Cada tanto, muy de vez en cuando, nos llega alguna noticia del cine colombiano. Nada que temer esta vez: Los viajes del viento, la película de Ciro Guerra, se parece tan poco a la prolija sordidez de Rosario Tijeras, por ejemplo, que enrostraba su obligado muestrario de iniquidades arrancadas de la sección policiales del noticiero de la tarde al que se añadía (con toda comodidad, faltaba más) una estética lustrosa de segundo grado, como al tipo de ficción televisiva colombiana que se suele ver por aquí, esa clase de cosa por la que se deslizan, como en una pasarela, centenares de narco groupies que no importa si con las tetas recién hechas se ganan o no el paraíso. Sin embargo, hay presencia argentina tanto en Rosario Tijeras como en la película de Guerra: el escritor Marcelo Figueras (habitual colaborador de Marcelo Piñeyro) está como guionista en la primera, mientras el Incaa, por su parte, participa en la financiación de la segunda. A cada uno los méritos, o la falta de méritos, que le correspondan.
Los viajes del viento resulta ser una película por lo menos curiosa, que despierta a priori el interés por la cinematografía del país de Andrés Caicedo (para qué hablar de García Márquez, o en su defecto de Uribe, si podemos hablar del inolvidable caleño). Sus imágenes errantes, extrañamente libres, parecen ceñirse al paisaje que retratan solo para arrancar de allí enseguida y configurar una topografía nueva, más un espacio mental que otra cosa.
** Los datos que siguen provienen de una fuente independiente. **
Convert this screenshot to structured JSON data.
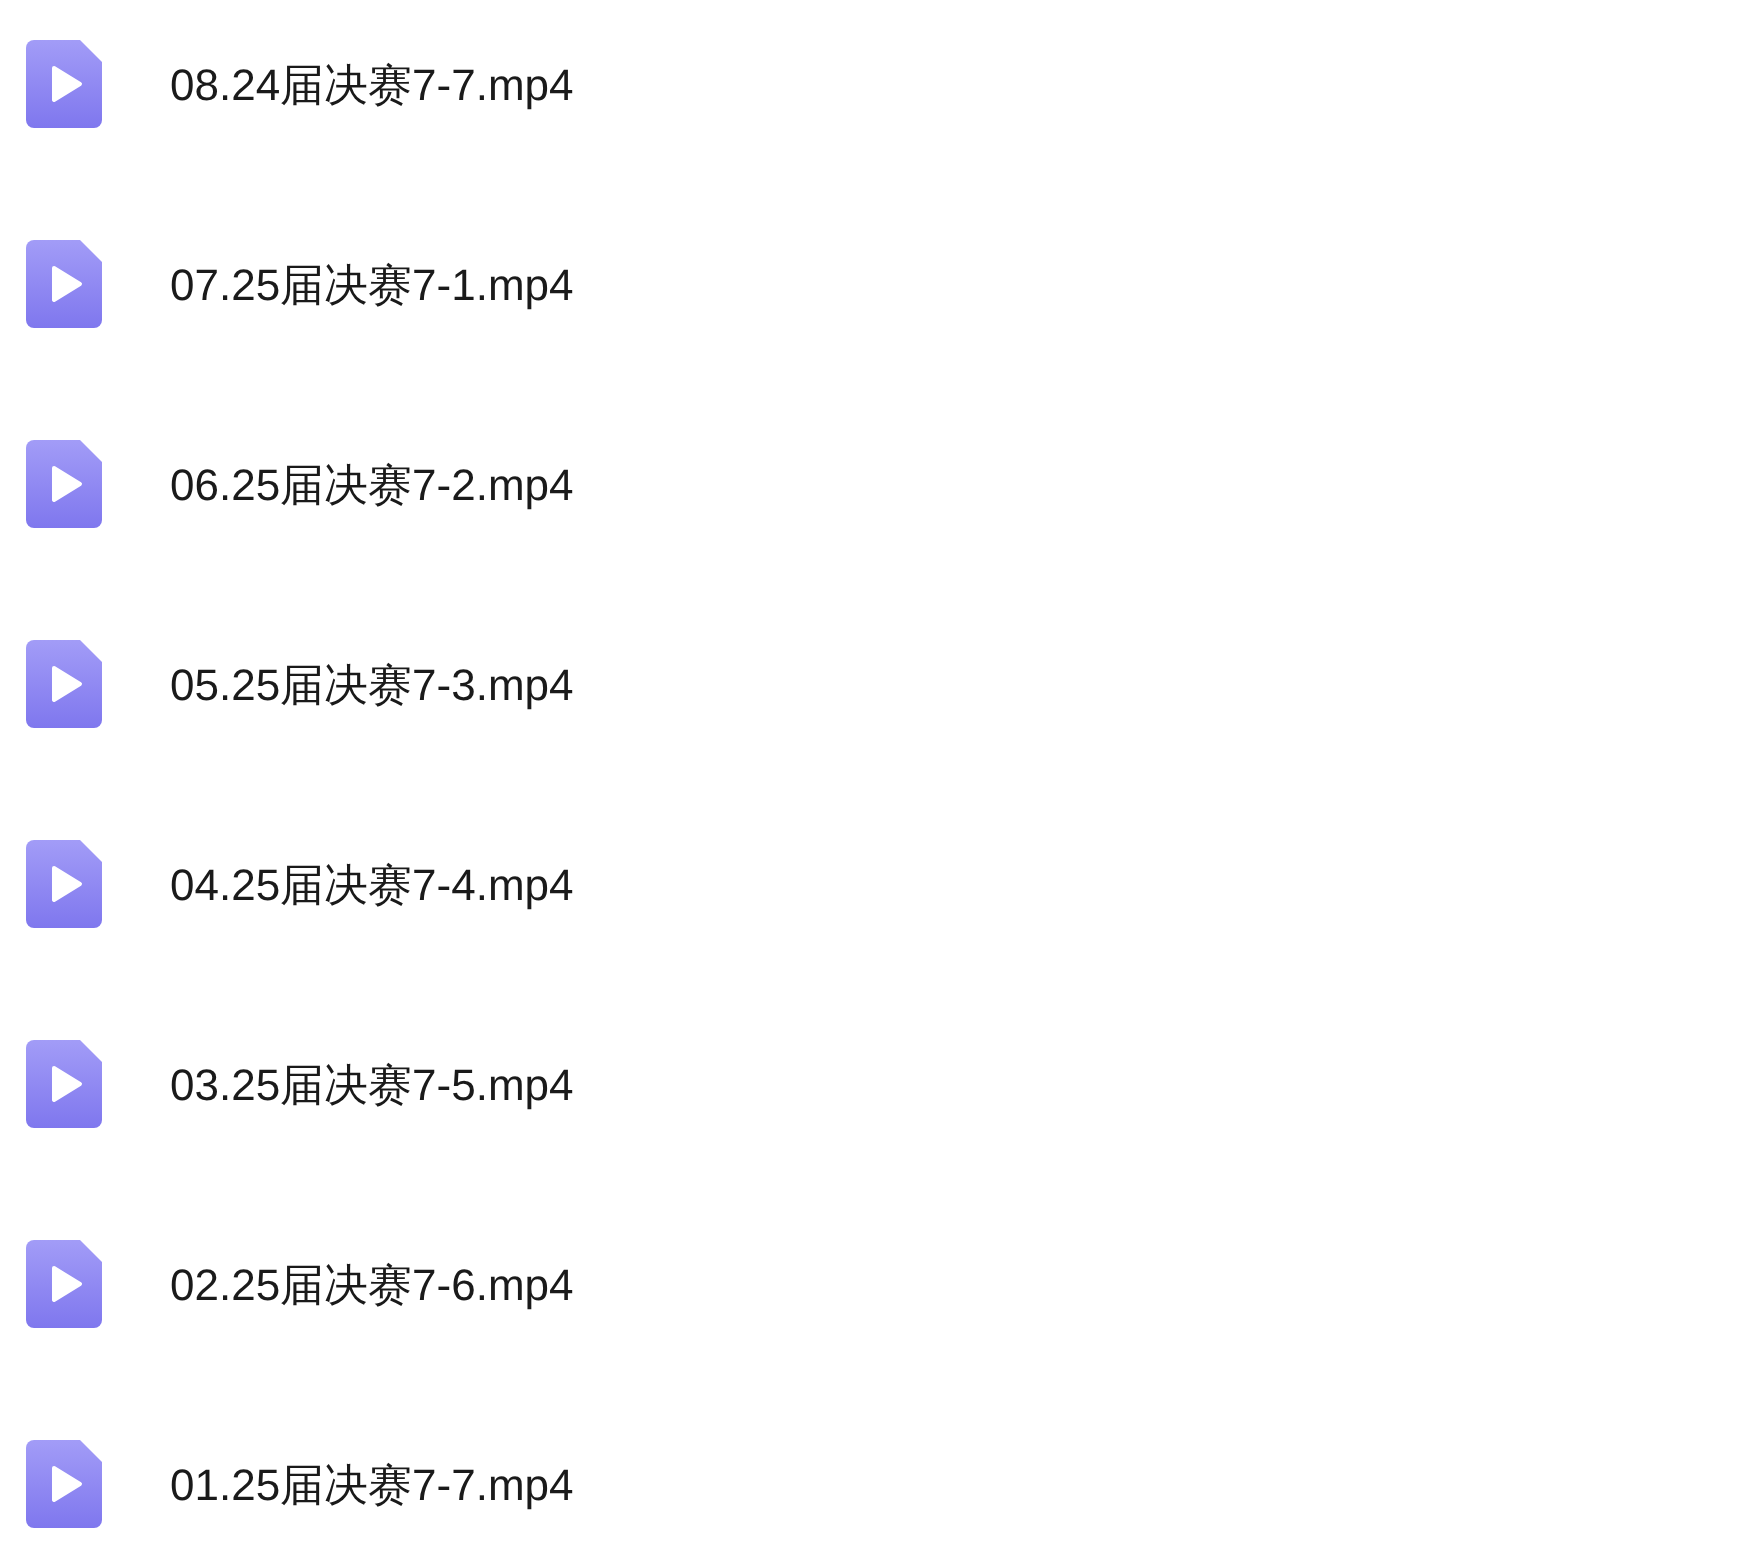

La película parece deberle tanto a la tradición colombiana como a la europea, a partir de la cual la narración funciona según la estructura del “viaje del héroe” (la referencia la dio el director en una entrevista).
En Los viajes del viento, que abre con un funeral y cierra con otro, un chico sigue a un viejo músico, en verdad se le pega como un perrito faldero, a través de vastas zonas agrestes del norte de Colombia. No hay mucho más que eso, en principio. O si lo hay, en verdad no importa tanto. Guerra se detiene en el murmullo del viento, en las matas de pasto que se agitan, en el espléndido esmerilado del cielo. No se trata sin embargo de una “película de paisajes”, de una sucesión de vistas para el gozo exclusivo de ojos perezosos, aunque de a ratos uno se sienta tentado a creer lo contrario: la discreta intención del director acaso sea la de fundir a sus dos protagonistas con el fondo para dotarlo, en un gesto abrupto (pero lleno de ambición), de la rara y paradójica contundencia de la que se alimentan los sueños. El chico y el músico (el chico también es músico pero todavía no lo sabe) atraviesan campos que parecen mares de espigas doradas o se ven envueltos en extraños lances propios del folklore del vallenato (la hermosa música cuyas ráfagas engalanan aquí y allá la película) como las “piquerías”, esos duelos en los que los contendientes improvisan letras desafiantes, al modo de los payadores, mientras se acompañan prodigiosamente con el acordeón. De allí surgen algunos de los momentos más felices y también genuinamente melancólicos de la película. Es que todo está teñido de un leve aire onírico en Los viajes del viento, como si Guerra postulara con un dejo de amargura la pertenencia de ciertas formas de arte popular, ciertos usos y costumbres (la palabra que abarca todas esas prácticas podría ser “cultura”) a los límites de un reino perdido y olvidado, una zona que el mundo moderno parece haberse decidido a ignorar y dejar de lado, y que solo puede ser sostenida a fuerza de voluntad. Los viajes del viento (que ya se sabe que sopla donde se le da la gana) parece diseñada con la dedicación y el empeño con el que trabajan las fuerzas de la naturaleza.